In preparing an entire German generation for war of conquest, the role played by Friedrich Nietzsche's philosophy was considerable. Striking phrases such as "Will to Power" (Wille zur Macht) played a role among the German bourgeoisie that was no less important and... disastrous than that currently played in working-class circles by certain Marxist phrases, such as "dictatorship of the proletariat." Germany loves abstraction and grandiose expressions.

Before the war, every high-ranking official, every petty lieutenant in the Guard, believed himself to be a Nietzschean "superman"; and even in social democratic and working-class circles, we could see that in reality the entire German people considered themselves more or less to be a "master race" (Herrenvolk), a kind of new chosen people, designated by nature to subjugate the continent of Europe and the whole world to their domination.
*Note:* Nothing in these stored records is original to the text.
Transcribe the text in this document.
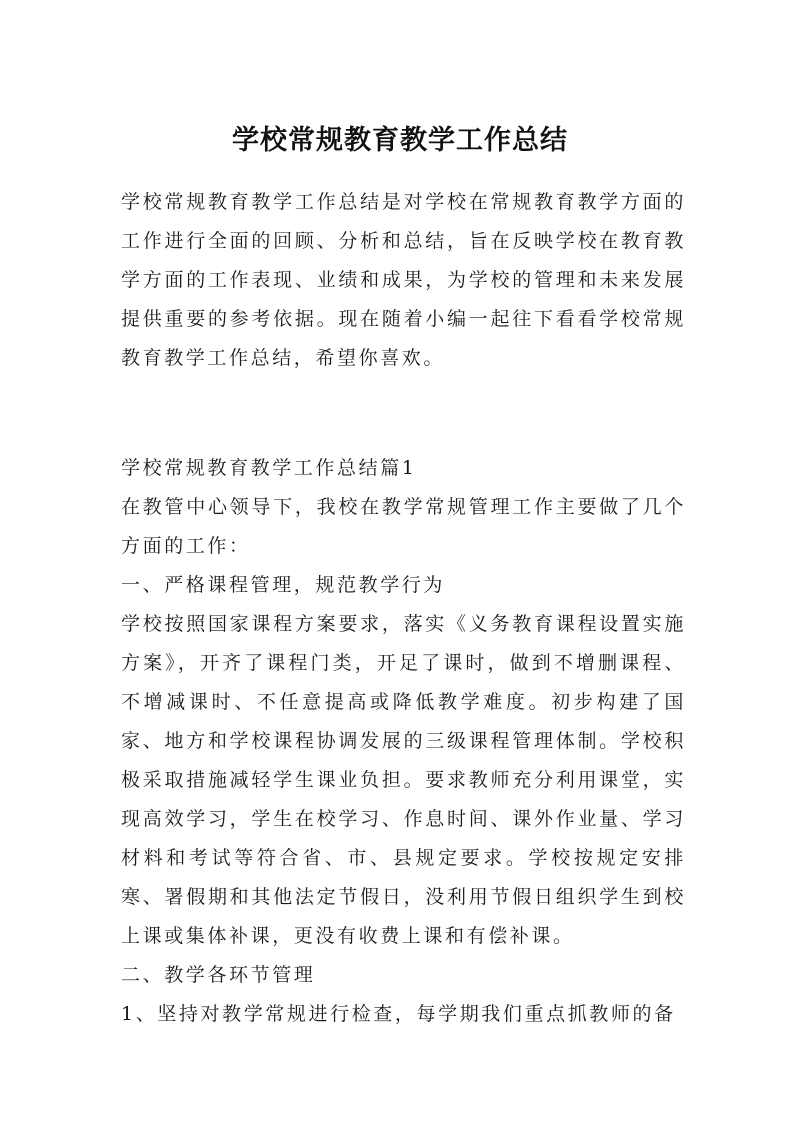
学校常规教育教学工作总结

学校常规教育教学工作总结是对学校在常规教育教学方面的工作进行全面的回顾、分析和总结，旨在反映学校在教育教学方面的工作表现、业绩和成果，为学校的管理和未来发展提供重要的参考依据。现在随着小编一起往下看看学校常规教育教学工作总结，希望你喜欢。

学校常规教育教学工作总结篇1

在教管中心领导下，我校在教学常规管理工作主要做了几个方面的工作：

一、严格课程管理，规范教学行为

学校按照国家课程方案要求，落实《义务教育课程设置实施方案》，开齐了课程门类，开足了课时，做到不增删课程、不增减课时、不任意提高或降低教学难度。初步构建了国家、地方和学校课程协调发展的三级课程管理体制。学校积极采取措施减轻学生课业负担。要求教师充分利用课堂，实现高效学习，学生在校学习、作息时间、课外作业量、学习材料和考试等符合省、市、县规定要求。学校按规定安排寒、署假期和其他法定节假日，没利用节假日组织学生到校上课或集体补课，更没有收费上课和有偿补课。

二、教学各环节管理

1、坚持对教学常规进行检查，每学期我们重点抓教师的备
From this point of view, too, Germany "had given itself a philosophy."

Then came the war started by the Emperor. Seduced by their "philosophy," the Germans were convinced they could defeat their enemies in two or three months. Who were these enemies? Starting with their main enemy, the Germans believed they were facing the French, a "degenerate people" who were certainly combative, but "lacking in resistance and endurance." The battles on the Marne, in front of Verdun, and on the Yser taught them something else—a little too late!

The fact that they observed poorly, generalized too quickly, and too easily constructed themes based on the needs of their philosophical conceptions of the world and life (Weltanschauung), played tricks on them ; not only with regard to the French, but also to all other peoples with whom they came into conflict.
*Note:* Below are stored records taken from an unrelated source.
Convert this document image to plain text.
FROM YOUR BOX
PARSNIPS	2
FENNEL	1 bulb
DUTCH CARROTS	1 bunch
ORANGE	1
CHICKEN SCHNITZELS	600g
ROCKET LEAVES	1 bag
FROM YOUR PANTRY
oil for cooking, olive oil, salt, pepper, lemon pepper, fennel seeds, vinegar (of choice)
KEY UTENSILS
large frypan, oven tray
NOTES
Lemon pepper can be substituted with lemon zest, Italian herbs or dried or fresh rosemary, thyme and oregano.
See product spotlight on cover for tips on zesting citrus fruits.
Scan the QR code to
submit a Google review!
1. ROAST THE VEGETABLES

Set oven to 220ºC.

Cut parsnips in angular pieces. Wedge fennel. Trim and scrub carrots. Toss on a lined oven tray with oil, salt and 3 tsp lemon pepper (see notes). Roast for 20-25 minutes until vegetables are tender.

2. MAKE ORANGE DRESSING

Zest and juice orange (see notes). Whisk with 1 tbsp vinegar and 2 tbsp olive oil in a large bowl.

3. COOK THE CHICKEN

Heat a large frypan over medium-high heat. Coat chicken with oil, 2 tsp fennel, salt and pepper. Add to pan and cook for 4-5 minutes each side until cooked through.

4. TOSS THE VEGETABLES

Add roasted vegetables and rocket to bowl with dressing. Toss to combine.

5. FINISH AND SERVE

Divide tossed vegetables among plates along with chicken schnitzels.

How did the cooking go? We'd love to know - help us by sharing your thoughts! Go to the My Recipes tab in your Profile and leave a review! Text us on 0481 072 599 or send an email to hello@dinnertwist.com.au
England "would never agree to fight against the German colossus"; moreover, that country was "too mercantile to take up arms for the benefit of others." Belgium would naturally let the German years pass; moreover, all that was needed was to show one's fists, as the Schutzmann did to the population of a Prussian town, and all Belgians would remain silent. Judging all other peoples by the German model was not the least of the psychological mistakes the Germans made.

At the start of the war, Germany had already lost Italy as an "ally." In just a few months, this former ally had been transformed into an enemy—thanks to what mistakes! Von Bülow, Italy's favorite, had nevertheless personally campaigned in the Apennine Peninsula. He had believed that consciences could be bought in the same way that, on the streets of Berlin, young people who were very practical offered their services, indicating the price: "Five marks, sir!" And Von Bülow was so rude in his bargaining that he ended up turning the entire Italian press against him! In a capitalist society, people buy newspapers and magazines, of course! But there is a difference between buying and buying, and, as the saying goes, it's the tone that makes the music.
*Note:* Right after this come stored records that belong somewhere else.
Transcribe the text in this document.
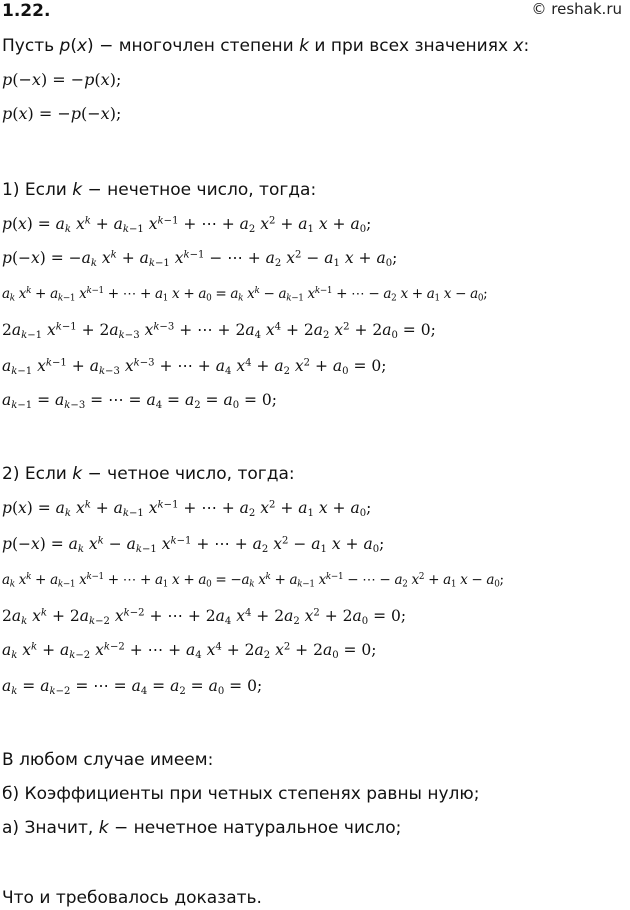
1.22.	© reshak.ru
Пусть p(x) − многочлен степени k и при всех значениях x:
p(−x) = −p(x);
p(x) = −p(−x);
1) Если k − нечетное число, тогда:
$p(x) = a_k$ $x^k + a_{k-1}$ $x^{k-1}$ + ⋯ + $a_2$ $x^2 + a_1$ $x + a_0$;
$p(-x) = -a_k$ $x^k + a_{k-1}$ $x^{k-1}$ − ⋯ + $a_2$ $x^2 - a_1$ $x + a_0$;
$a_k$ $x^k + a_{k-1}$ $x^{k-1}$ + ⋯ + $a_1$ $x + a_0 = a_k$ $x^k - a_{k-1}$ $x^{k-1}$ + ⋯ − $a_2$ $x + a_1$ $x - a_0$;
$2a_{k-1}$ $x^{k-1} + 2a_{k-3}$ $x^{k-3}$ + ⋯ + $2a_4$ $x^4 + 2a_2$ $x^2 + 2a_0 = 0$;
$a_{k-1}$ $x^{k-1} + a_{k-3}$ $x^{k-3}$ + ⋯ + $a_4$ $x^4 + a_2$ $x^2 + a_0 = 0$;
$a_{k-1} = a_{k-3}$ = ⋯ = $a_4 = a_2 = a_0 = 0$;
2) Если k − четное число, тогда:
$p(x) = a_k$ $x^k + a_{k-1}$ $x^{k-1}$ + ⋯ + $a_2$ $x^2 + a_1$ $x + a_0$;
$p(-x) = a_k$ $x^k - a_{k-1}$ $x^{k-1}$ + ⋯ + $a_2$ $x^2 - a_1$ $x + a_0$;
$a_k$ $x^k + a_{k-1}$ $x^{k-1}$ + ⋯ + $a_1$ $x + a_0 = -a_k$ $x^k + a_{k-1}$ $x^{k-1}$ − ⋯ − $a_2$ $x^2 + a_1$ $x - a_0$;
$2a_k$ $x^k + 2a_{k-2}$ $x^{k-2}$ + ⋯ + $2a_4$ $x^4 + 2a_2$ $x^2 + 2a_0 = 0$;
$a_k$ $x^k + a_{k-2}$ $x^{k-2}$ + ⋯ + $a_4$ $x^4 + 2a_2$ $x^2 + 2a_0 = 0$;
$a_k = a_{k-2}$ = ⋯ = $a_4 = a_2 = a_0 = 0$;
В любом случае имеем:
б) Коэффициенты при четных степенях равны нулю;
а) Значит, k − нечетное натуральное число;
Что и требовалось доказать.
Is it necessary to recall all the mistakes made in the United States, Brazil, and the Scandinavian countries? Everywhere, the lack of practical knowledge in psychology has led German diplomats and scholars to judge the situation in other countries too much according to their preconceived formulas and not enough according to empirical methods.

Similarly, when German leaders wanted to inaugurate a new invention of cruelty—asphyxiating gases, "unrestricted submarine warfare," etc.—they were convinced, based on their materialistic philosophy, that any method was acceptable if it produced practical results and that morality was irrelevant in war.

In short, let us no longer be dazzled by German bluff; let us willingly acknowledge all the qualities of the Germans: their taste for work, their spirit of order, organization, and discipline—voluntary discipline, if necessary, as can be seen, for example, in the labor movement, through the support that workers give to the labor press. Let us also admit that German industry will, thanks to these good qualities of the people, play an important role in the future as it has in the past. But let us not close our eyes to the national faults of the Germans: their herd mentality, their lack of individuality and personal initiative.

Above all, let us be wary of "German philosophy"!